Gard Candice N, Sanders Georgiana M, Slack Ian F, Schuler Charles F, Freigeh George E, O'Shea Kelly M
Division of Allergy and Clinical Immunology, Department of Internal Medicine, University of Michigan, Ann Arbor, Mich.
Mary H. Weiser Food Allergy Research Center, University of Michigan, Ann Arbor, Mich.
J Allergy Clin Immunol Glob. 2025 Feb 18;4(2):100442. doi: 10.1016/j.jacig.2025.100442. eCollection 2025 May.
Peanut oral immunotherapy (pOIT) protocols typically remain below the threshold for reaction during the initial dose escalation (IDE) day. However, some patients may have higher thresholds for reaction or may not have an ongoing peanut allergy.
We sought to characterize the response to an accelerated initial dose escalation (A-IDE) for qualifying low-risk peanut-allergic patients younger than 4 years in which IDE progressed to a full peanut oral food challenge as tolerated.
Records of 76 pOIT patients younger than 4 years were reviewed. Those with history of peanut reaction with peanut allergy testing of less than 95% positive predictive value for failed oral food challenge were offered an A-IDE. A-IDE proceeded stepwise until patients refused dosing, any reaction occurred, or they tolerated the challenge (cumulative dose: 4000 mg peanut protein). If the A-IDE was not tolerated, patients completed pOIT.

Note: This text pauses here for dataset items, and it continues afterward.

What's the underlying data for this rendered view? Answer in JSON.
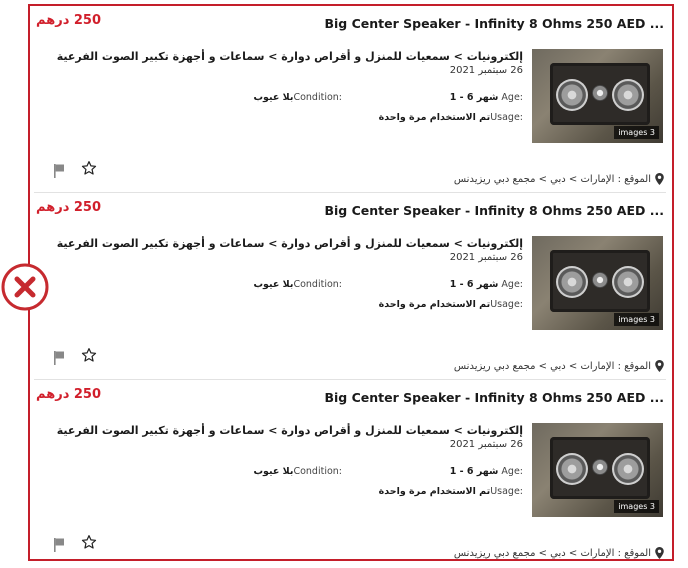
{
  "listings": [
    {
      "price": "250 درهم",
      "title": "Big Center Speaker - Infinity 8 Ohms 250 AED ...",
      "category": "إلكترونيات > سمعيات للمنزل و أقراص دوارة > سماعات و أجهزة تكبير الصوت الفرعية",
      "date": "26 سبتمبر 2021",
      "age_label": "Age: ",
      "age_value": "1 - 6 شهر",
      "condition_label": "Condition: ",
      "condition_value": "بلا عيوب",
      "usage_label": "Usage: ",
      "usage_value": "تم الاستخدام مرة واحدة",
      "location": "الموقع : الإمارات > دبي > مجمع دبي ريزيدنس",
      "image_count": "images 3"
    },
    {
      "price": "250 درهم",
      "title": "Big Center Speaker - Infinity 8 Ohms 250 AED ...",
      "category": "إلكترونيات > سمعيات للمنزل و أقراص دوارة > سماعات و أجهزة تكبير الصوت الفرعية",
      "date": "26 سبتمبر 2021",
      "age_label": "Age: ",
      "age_value": "1 - 6 شهر",
      "condition_label": "Condition: ",
      "condition_value": "بلا عيوب",
      "usage_label": "Usage: ",
      "usage_value": "تم الاستخدام مرة واحدة",
      "location": "الموقع : الإمارات > دبي > مجمع دبي ريزيدنس",
      "image_count": "images 3"
    },
    {
      "price": "250 درهم",
      "title": "Big Center Speaker - Infinity 8 Ohms 250 AED ...",
      "category": "إلكترونيات > سمعيات للمنزل و أقراص دوارة > سماعات و أجهزة تكبير الصوت الفرعية",
      "date": "26 سبتمبر 2021",
      "age_label": "Age: ",
      "age_value": "1 - 6 شهر",
      "condition_label": "Condition: ",
      "condition_value": "بلا عيوب",
      "usage_label": "Usage: ",
      "usage_value": "تم الاستخدام مرة واحدة",
      "location": "الموقع : الإمارات > دبي > مجمع دبي ريزيدنس",
      "image_count": "images 3"
    }
  ],
  "icons": {
    "flag": "flag-icon",
    "star": "star-icon",
    "pin": "location-pin-icon",
    "reject": "reject-x-icon"
  },
  "colors": {
    "frame": "#c41e2a",
    "price": "#d11f2b",
    "reject": "#c62a2f"
  }
}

From April 2022 to February 2024, 16 patients participated in an A-IDE. Eleven (68.8%) tolerated the 4000 mg cumulative dose, demonstrating resolution of their peanut allergy. The remaining had mild symptoms not requiring epinephrine. Mean pOIT starting dose following A-IDE was 450 mg (vs 25 mg in standard pOIT). Maintenance dosing was reached with a mean of 5.2 visits (vs 9.7 in standard pOIT).
Nearly 70% of low-risk patients younger than 4 years with previous diagnosis of peanut allergy tolerated a full peanut serving when initiating pOIT. This indicates the importance of diagnostic peanut challenge to selected patients before initiating OIT.
花生口服免疫疗法(pOIT)方案在初始剂量递增(IDE)日期间通常保持在反应阈值以下。然而,一些患者可能对反应有较高阈值,或者可能不存在持续性花生过敏。
我们试图描述4岁以下符合条件的低风险花生过敏患者对加速初始剂量递增(A-IDE)的反应特征,其中IDE根据耐受情况进展为完整的花生口服食物激发试验。
回顾了76例4岁以下pOIT患者的记录。对于那些有花生反应史且花生过敏检测对口服食物激发试验失败的阳性预测值低于95%的患者,提供A-IDE。A-IDE逐步进行,直到患者拒绝给药、发生任何反应或耐受激发试验(累积剂量:4000毫克花生蛋白)。如果A-IDE不耐受,患者完成pOIT。
从2022年4月到2024年2月,16例患者参与了A-IDE。11例(68.8%)耐受了4000毫克的累积剂量,表明其花生过敏得到缓解。其余患者有轻微症状,无需使用肾上腺素。A-IDE后pOIT的平均起始剂量为450毫克(标准pOIT为25毫克)。平均5.2次就诊后达到维持剂量(标准pOIT为9.7次)。
近70%先前诊断为花生过敏的4岁以下低风险患者在开始pOIT时耐受了完整的一份花生。这表明在开始OIT之前对选定患者进行诊断性花生激发试验的重要性。